Environmental Engineering Program

 

First Advisor

Junke Guo

Date of this Version

5-2019

Citation

Jichao Jiang (2019).THEORETICAL MODEL FOR SHIELDS DIAGRAM AND ITS APPLICATION (M.S. Thesis).

Comments

A THESIS Presented to the Faculty of The Graduate College at The University of Nebraska In Partial Fulfillment of Requirements For the Degree of Master of Science Major: Environmental Engineering Under the Supervision of Professor Junke.Guo Lincoln, Nebraska May, 2019

Copyright (c) 2019 Jichao Jiang

Abstract

The transition from the condition of “no motion” to initial sediment moment, defined as sediment initiation, has been related to practical engineering (channel degradation, stable channel design), oceanographic (dredging, pipelines, cables), sedimentologic (sediment mobility, transport rates), geologic (the hydraulic interpretation of paleoenvironments), geochemical (pollutant transport), and gained considerable interest since nineteenth century.

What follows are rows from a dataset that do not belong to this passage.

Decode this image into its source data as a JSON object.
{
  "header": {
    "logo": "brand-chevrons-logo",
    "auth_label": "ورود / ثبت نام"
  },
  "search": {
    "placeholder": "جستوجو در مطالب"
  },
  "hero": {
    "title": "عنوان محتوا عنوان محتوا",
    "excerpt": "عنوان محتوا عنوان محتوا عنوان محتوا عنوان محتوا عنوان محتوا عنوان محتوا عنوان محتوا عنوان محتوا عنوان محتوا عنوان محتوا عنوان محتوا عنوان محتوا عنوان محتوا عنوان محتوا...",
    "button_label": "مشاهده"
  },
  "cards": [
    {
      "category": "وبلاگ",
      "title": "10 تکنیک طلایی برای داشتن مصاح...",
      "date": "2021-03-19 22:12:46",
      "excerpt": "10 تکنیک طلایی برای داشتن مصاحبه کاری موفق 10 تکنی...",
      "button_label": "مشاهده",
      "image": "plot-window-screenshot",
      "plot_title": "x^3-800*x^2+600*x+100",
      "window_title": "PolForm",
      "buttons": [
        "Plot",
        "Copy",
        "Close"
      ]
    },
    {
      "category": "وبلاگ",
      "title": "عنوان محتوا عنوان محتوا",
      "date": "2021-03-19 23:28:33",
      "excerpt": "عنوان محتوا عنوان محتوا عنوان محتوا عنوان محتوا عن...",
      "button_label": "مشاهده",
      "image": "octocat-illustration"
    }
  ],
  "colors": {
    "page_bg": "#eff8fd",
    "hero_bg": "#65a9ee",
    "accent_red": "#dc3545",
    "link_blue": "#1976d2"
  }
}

Shields diagram for sediment initiation in terms of critical shear stress is a classic problem in sediment transport, but it is still an empirical law without a simple and practical theory despite extensive research since the 1930s. Hence, this research presents a simple theoretical model for critical shear stress, which has four lumped parameters determined analytically and fits data from various references in the Shields diagram. Specifically, it first describes the hydrodynamic drag on a bed particle with Forchheimer's law from porous media flow; it then models the cohesive force between sediment particles by considering the effects of attached water film and electrostatics. The resulting dimensionless critical shear stress (or the critical Shields parameter) is a rational function of particle Reynolds number, which reproduces the Shields diagram by tending to two constants for small and large particle Reynolds numbers, respectively, and having a minimum value in the transitional regime. For applications, the proposed rational function can be solved for a critical shear stress or a critical sediment size analytically without numerical iterations.